When the victim finally went to police in 2005, the abuser got a 'suspended sentence and probation for two years'. Munro stayed loyal, until he died in her Nobel year.
Candidly, Skinner admits personal motives for upping the ante again after her mother’s death. She wants her experience to become 'part of the stories people tell about my mother'.
Fair cop, I’d say. Better late than never.
Genius will sacrifice others
One Munro critic, writer Rebecca Maccai said:
'Alice Munro was no better than the miserable women she wrote about.'
This is a fair call from Maccai, herself an abuse victim. Morally, the LA Times headline is allowable. But very few women, miserable or otherwise, can excel like Munro.
I prefer this comment, from another writer Jess Row:
'She chose over and over to shelter and defend a paedophile, because anything else would have threatened her art.'
My same review claimed Munro had 'achieved much of what was originally within her reach'. Still true I reckon — but let’s contemplate the counterfactual.
What if Munro’s creepy husband had been convicted in the 1970s or 1980s with his offences being publicised?
This could have cramped Munro’s writing motivations and choices. When I first lucked on to her in the 1970s, she wasn’t a household name. Quite possibly, she wouldn’t have hit the heights she did in the following decades.

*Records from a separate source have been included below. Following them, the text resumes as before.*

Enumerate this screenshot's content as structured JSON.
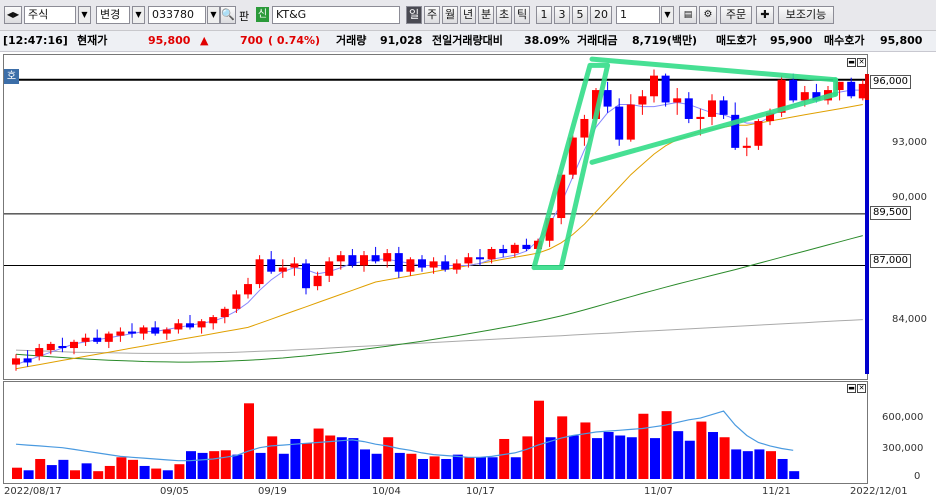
{
  "toolbar": {
    "market": "주식",
    "change_label": "변경",
    "code": "033780",
    "pan_label": "판",
    "sin_badge": "신",
    "stock_name": "KT&G",
    "periods": [
      "일",
      "주",
      "월",
      "년",
      "분",
      "초",
      "틱"
    ],
    "selected_period": "일",
    "intervals": [
      "1",
      "3",
      "5",
      "20"
    ],
    "interval_value": "1",
    "order_button": "주문",
    "aux_button": "보조기능"
  },
  "info": {
    "time": "[12:47:16]",
    "price_label": "현재가",
    "price": "95,800",
    "arrow": "▲",
    "change": "700",
    "change_pct": "( 0.74%)",
    "volume_label": "거래량",
    "volume": "91,028",
    "prev_ratio_label": "전일거래량대비",
    "prev_ratio": "38.09%",
    "amount_label": "거래대금",
    "amount": "8,719(백만)",
    "ask_label": "매도호가",
    "ask": "95,900",
    "bid_label": "매수호가",
    "bid": "95,800"
  },
  "price_panel": {
    "corner_label": "호",
    "y_ticks": [
      "96,000",
      "93,000",
      "90,000",
      "84,000"
    ],
    "levels": [
      "96,000",
      "89,500",
      "87,000"
    ]
  },
  "volume_panel": {
    "y_ticks": [
      "600,000",
      "300,000",
      "0"
    ]
  },
  "dates": [
    "2022/08/17",
    "09/05",
    "09/19",
    "10/04",
    "10/17",
    "11/07",
    "11/21",
    "2022/12/01"
  ],
  "colors": {
    "up": "#ff0000",
    "down": "#0000ff",
    "ma5": "#e0a000",
    "ma20": "#8888ff",
    "ma60": "#2a8a2a",
    "ma120": "#aaaaaa",
    "trend": "#33dd88"
  },
  "chart_data": {
    "type": "candlestick",
    "ylim": [
      81500,
      97200
    ],
    "hlines": [
      96000,
      89500,
      87000
    ],
    "candles": [
      [
        82200,
        82700,
        81900,
        82500
      ],
      [
        82500,
        82900,
        82100,
        82300
      ],
      [
        82600,
        83200,
        82400,
        83000
      ],
      [
        82900,
        83300,
        82700,
        83200
      ],
      [
        83100,
        83500,
        82800,
        83000
      ],
      [
        83000,
        83400,
        82700,
        83300
      ],
      [
        83300,
        83700,
        83100,
        83500
      ],
      [
        83500,
        83900,
        83200,
        83300
      ],
      [
        83300,
        83800,
        83000,
        83700
      ],
      [
        83600,
        84000,
        83300,
        83800
      ],
      [
        83800,
        84200,
        83500,
        83700
      ],
      [
        83700,
        84100,
        83400,
        84000
      ],
      [
        84000,
        84300,
        83600,
        83700
      ],
      [
        83700,
        84000,
        83400,
        83900
      ],
      [
        83900,
        84400,
        83700,
        84200
      ],
      [
        84200,
        84600,
        83900,
        84000
      ],
      [
        84000,
        84400,
        83700,
        84300
      ],
      [
        84200,
        84600,
        83900,
        84500
      ],
      [
        84500,
        85000,
        84200,
        84900
      ],
      [
        84900,
        85800,
        84700,
        85600
      ],
      [
        85600,
        86400,
        85400,
        86100
      ],
      [
        86100,
        87500,
        85900,
        87300
      ],
      [
        87300,
        87700,
        86600,
        86700
      ],
      [
        86700,
        87300,
        86400,
        86900
      ],
      [
        86900,
        87400,
        86500,
        87100
      ],
      [
        87100,
        87300,
        85600,
        85900
      ],
      [
        86000,
        86700,
        85800,
        86500
      ],
      [
        86500,
        87400,
        86200,
        87200
      ],
      [
        87200,
        87700,
        86800,
        87500
      ],
      [
        87500,
        87800,
        86900,
        87000
      ],
      [
        87000,
        87700,
        86700,
        87500
      ],
      [
        87500,
        87900,
        87100,
        87200
      ],
      [
        87200,
        87800,
        86900,
        87600
      ],
      [
        87600,
        87900,
        86400,
        86700
      ],
      [
        86700,
        87400,
        86500,
        87300
      ],
      [
        87300,
        87500,
        86700,
        86900
      ],
      [
        86900,
        87400,
        86600,
        87200
      ],
      [
        87200,
        87500,
        86700,
        86800
      ],
      [
        86800,
        87300,
        86600,
        87100
      ],
      [
        87100,
        87600,
        86900,
        87400
      ],
      [
        87400,
        87800,
        87000,
        87300
      ],
      [
        87300,
        87900,
        87100,
        87800
      ],
      [
        87800,
        88000,
        87400,
        87600
      ],
      [
        87600,
        88100,
        87400,
        88000
      ],
      [
        88000,
        88300,
        87700,
        87800
      ],
      [
        87800,
        88300,
        87600,
        88200
      ],
      [
        88200,
        89400,
        87900,
        89300
      ],
      [
        89300,
        91500,
        89000,
        91400
      ],
      [
        91400,
        93300,
        91200,
        93200
      ],
      [
        93200,
        94300,
        92800,
        94100
      ],
      [
        94100,
        95600,
        93800,
        95500
      ],
      [
        95500,
        95900,
        94400,
        94700
      ],
      [
        94700,
        95100,
        92800,
        93100
      ],
      [
        93100,
        95300,
        93000,
        94800
      ],
      [
        94800,
        95500,
        94300,
        95200
      ],
      [
        95200,
        96500,
        94900,
        96200
      ],
      [
        96200,
        96300,
        94700,
        94900
      ],
      [
        94900,
        95600,
        94300,
        95100
      ],
      [
        95100,
        95400,
        93900,
        94100
      ],
      [
        94100,
        94600,
        93300,
        94200
      ],
      [
        94200,
        95300,
        93800,
        95000
      ],
      [
        95000,
        95200,
        94100,
        94300
      ],
      [
        94300,
        94900,
        92600,
        92700
      ],
      [
        92700,
        93200,
        92300,
        92800
      ],
      [
        92800,
        94100,
        92600,
        94000
      ],
      [
        94000,
        94600,
        93800,
        94400
      ],
      [
        94400,
        96200,
        94200,
        96000
      ],
      [
        96000,
        96300,
        94900,
        95000
      ],
      [
        95000,
        95700,
        94700,
        95400
      ],
      [
        95400,
        95800,
        94900,
        95000
      ],
      [
        95000,
        95700,
        94800,
        95500
      ],
      [
        95500,
        95900,
        95000,
        95900
      ],
      [
        95900,
        96100,
        95100,
        95200
      ],
      [
        95100,
        96000,
        95000,
        95800
      ]
    ],
    "volumes": [
      [
        130000,
        1
      ],
      [
        100000,
        0
      ],
      [
        230000,
        1
      ],
      [
        160000,
        0
      ],
      [
        220000,
        0
      ],
      [
        100000,
        1
      ],
      [
        180000,
        0
      ],
      [
        90000,
        1
      ],
      [
        150000,
        1
      ],
      [
        250000,
        1
      ],
      [
        220000,
        1
      ],
      [
        150000,
        0
      ],
      [
        120000,
        1
      ],
      [
        100000,
        0
      ],
      [
        170000,
        1
      ],
      [
        320000,
        0
      ],
      [
        300000,
        0
      ],
      [
        320000,
        1
      ],
      [
        330000,
        1
      ],
      [
        280000,
        0
      ],
      [
        870000,
        1
      ],
      [
        300000,
        0
      ],
      [
        490000,
        1
      ],
      [
        290000,
        0
      ],
      [
        460000,
        0
      ],
      [
        410000,
        1
      ],
      [
        580000,
        1
      ],
      [
        500000,
        1
      ],
      [
        480000,
        0
      ],
      [
        470000,
        0
      ],
      [
        340000,
        0
      ],
      [
        290000,
        0
      ],
      [
        480000,
        1
      ],
      [
        300000,
        0
      ],
      [
        290000,
        1
      ],
      [
        230000,
        0
      ],
      [
        260000,
        1
      ],
      [
        230000,
        0
      ],
      [
        280000,
        0
      ],
      [
        250000,
        1
      ],
      [
        250000,
        0
      ],
      [
        250000,
        0
      ],
      [
        460000,
        1
      ],
      [
        250000,
        0
      ],
      [
        490000,
        1
      ],
      [
        900000,
        1
      ],
      [
        480000,
        0
      ],
      [
        720000,
        1
      ],
      [
        500000,
        0
      ],
      [
        650000,
        1
      ],
      [
        470000,
        0
      ],
      [
        540000,
        0
      ],
      [
        500000,
        0
      ],
      [
        480000,
        0
      ],
      [
        750000,
        1
      ],
      [
        470000,
        0
      ],
      [
        780000,
        1
      ],
      [
        550000,
        0
      ],
      [
        440000,
        0
      ],
      [
        660000,
        1
      ],
      [
        540000,
        0
      ],
      [
        480000,
        1
      ],
      [
        340000,
        0
      ],
      [
        320000,
        0
      ],
      [
        340000,
        0
      ],
      [
        320000,
        1
      ],
      [
        230000,
        0
      ],
      [
        90000,
        0
      ]
    ],
    "ma5": [
      82200,
      82400,
      82600,
      82800,
      83000,
      83200,
      83300,
      83400,
      83500,
      83600,
      83700,
      83800,
      83800,
      83900,
      84000,
      84100,
      84200,
      84300,
      84500,
      84800,
      85200,
      85800,
      86300,
      86700,
      86900,
      86800,
      86600,
      86700,
      86900,
      87100,
      87200,
      87300,
      87300,
      87200,
      87100,
      87000,
      87000,
      87000,
      87000,
      87000,
      87100,
      87300,
      87400,
      87500,
      87700,
      88200,
      89000,
      90000,
      91300,
      92600,
      93700,
      94400,
      94800,
      94800,
      94700,
      94700,
      94800,
      94900,
      94800,
      94600,
      94400,
      94300,
      94100,
      93900,
      93900,
      94200,
      94600,
      94800,
      95000,
      95100,
      95300,
      95400,
      95500,
      95500
    ],
    "ma20": [
      82000,
      82100,
      82200,
      82300,
      82400,
      82500,
      82600,
      82700,
      82800,
      82900,
      83000,
      83100,
      83200,
      83300,
      83400,
      83500,
      83600,
      83700,
      83800,
      83900,
      84000,
      84200,
      84400,
      84600,
      84800,
      85000,
      85200,
      85400,
      85600,
      85800,
      86000,
      86200,
      86300,
      86400,
      86500,
      86600,
      86700,
      86800,
      86900,
      87000,
      87100,
      87200,
      87300,
      87400,
      87500,
      87600,
      87800,
      88100,
      88500,
      89000,
      89600,
      90200,
      90800,
      91400,
      91900,
      92400,
      92800,
      93100,
      93300,
      93500,
      93600,
      93700,
      93800,
      93800,
      93900,
      94000,
      94100,
      94200,
      94300,
      94400,
      94500,
      94600,
      94700,
      94800
    ],
    "ma60": [
      82700,
      82660,
      82620,
      82580,
      82540,
      82500,
      82470,
      82440,
      82410,
      82390,
      82370,
      82350,
      82340,
      82330,
      82320,
      82320,
      82330,
      82340,
      82360,
      82380,
      82410,
      82440,
      82480,
      82520,
      82570,
      82620,
      82680,
      82740,
      82800,
      82870,
      82940,
      83010,
      83090,
      83170,
      83250,
      83330,
      83420,
      83510,
      83600,
      83690,
      83790,
      83890,
      83990,
      84090,
      84200,
      84310,
      84430,
      84560,
      84700,
      84850,
      85010,
      85170,
      85330,
      85490,
      85650,
      85800,
      85950,
      86100,
      86240,
      86380,
      86520,
      86660,
      86800,
      86950,
      87100,
      87250,
      87400,
      87550,
      87700,
      87850,
      88000,
      88150,
      88300,
      88450
    ],
    "ma120": [
      82900,
      82880,
      82860,
      82840,
      82820,
      82800,
      82790,
      82780,
      82770,
      82760,
      82750,
      82740,
      82740,
      82740,
      82740,
      82750,
      82760,
      82770,
      82780,
      82800,
      82820,
      82840,
      82860,
      82880,
      82910,
      82940,
      82970,
      83000,
      83030,
      83060,
      83090,
      83120,
      83150,
      83180,
      83210,
      83240,
      83270,
      83300,
      83330,
      83360,
      83390,
      83420,
      83450,
      83480,
      83510,
      83540,
      83570,
      83600,
      83630,
      83660,
      83690,
      83720,
      83750,
      83780,
      83810,
      83840,
      83870,
      83900,
      83930,
      83960,
      83990,
      84020,
      84050,
      84080,
      84110,
      84140,
      84170,
      84200,
      84230,
      84260,
      84290,
      84320,
      84350,
      84380
    ],
    "vol_ma": [
      400000,
      390000,
      380000,
      370000,
      360000,
      340000,
      320000,
      300000,
      280000,
      260000,
      250000,
      240000,
      230000,
      220000,
      210000,
      210000,
      220000,
      230000,
      250000,
      270000,
      320000,
      360000,
      380000,
      390000,
      400000,
      410000,
      420000,
      430000,
      440000,
      450000,
      430000,
      400000,
      380000,
      350000,
      330000,
      300000,
      280000,
      270000,
      260000,
      250000,
      250000,
      260000,
      280000,
      300000,
      340000,
      390000,
      430000,
      470000,
      500000,
      520000,
      540000,
      550000,
      560000,
      570000,
      580000,
      600000,
      620000,
      650000,
      680000,
      700000,
      740000,
      780000,
      620000,
      500000,
      420000,
      380000,
      350000,
      330000
    ]
  }
}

That Nobel bonbon? Don’t think so.
In crass terms then, Munro’s Faustian trade-off was a canny career move. It’s not evident she harboured overwhelming regrets.
Coming to my mind now, are favourite lines from rock singer and author Greg Kihn:
“Everybody needs somebody else that they can sacrifice
And everybody needs some self-esteem.”
As a mediocrity, what would I know about the human sacrifices a genius might or might not be prepared to make? To scale Olympic heights of esteem.
Stephen Saunders is a former public servant, consultant and 'Canberra Times' reviewer. He is on the Sustainable Population Australia Executive Committee.